There are a lot of combat sequences, and Peckinpah keeps those focused at the scale of Steiner's unit. Small shootouts between a half-dozen soldiers on both sides, or a hurried retreat from a single tank in the middle of an artillery barrage. Fair amount of slow motion as guys get machine gunned or thrown into the air by explosions. There's the occasional cut to HQ, where Steiner's colonel and his adjutant (played by David Warner) are watching the entire situation disintegrate to offer a little sense of scale of the defeat, but that's not really what the film's about. I think it's more, "why are these guys still fighting at this point?"

Granted, it's unlikely the Soviets were going to be taking many prisoners, and surviving as a Soviet prisoner might be worse than death. But Colonel Brandt rallies retreating troops at the end and leads them back into the teeth of the Soviet offensive. Steiner and Stransky do the same, just the two of them. Stransky apparently wanting to prove he really does have what it takes to earn the medal, and Steiner just hasn't anything to go home to, so what the hell. He tried to get his men back safely, and that's over, so there's just the fighting.

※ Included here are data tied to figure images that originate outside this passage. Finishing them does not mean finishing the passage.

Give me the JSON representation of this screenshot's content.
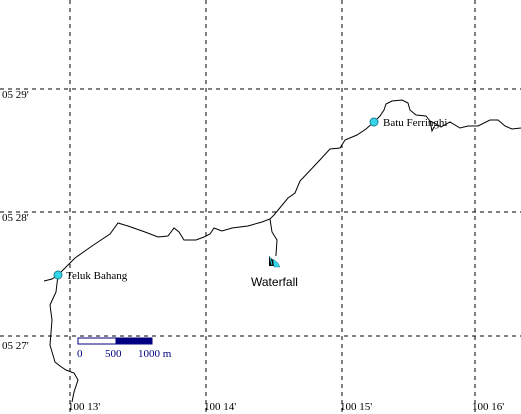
{
  "map": {
    "latitude_labels": [
      "05 29'",
      "05 28'",
      "05 27'"
    ],
    "longitude_labels": [
      "100 13'",
      "100 14'",
      "100 15'",
      "100 16'"
    ],
    "places": [
      {
        "name": "Teluk Bahang"
      },
      {
        "name": "Batu Ferringhi"
      }
    ],
    "poi": {
      "name": "Waterfall",
      "icon": "waterfall-icon"
    },
    "scale_bar": {
      "labels": [
        "0",
        "500",
        "1000 m"
      ]
    },
    "colors": {
      "town_marker": "#33d6e8",
      "scale_bar": "#000080",
      "grid": "#000000",
      "road": "#000000"
    }
  }
}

The movie begins and ends with a song called "Little Hans", seemingly sung by a kid's chorus, about a boy who goes off to see the world and returns unrecognizable to anyone save his mother. Did all these characters really go off to war so unaware of what awaited them? Or maybe the point is they saw only the chance for glory or camaraderie, and never anticipated the horror of it all. It was a great adventure, and boy, won't all their friends and family be surprised when they get home, all grown up? Well, most of them don't get home, and the ones that do, nobody recognizes them, but it's nothing to be happy about.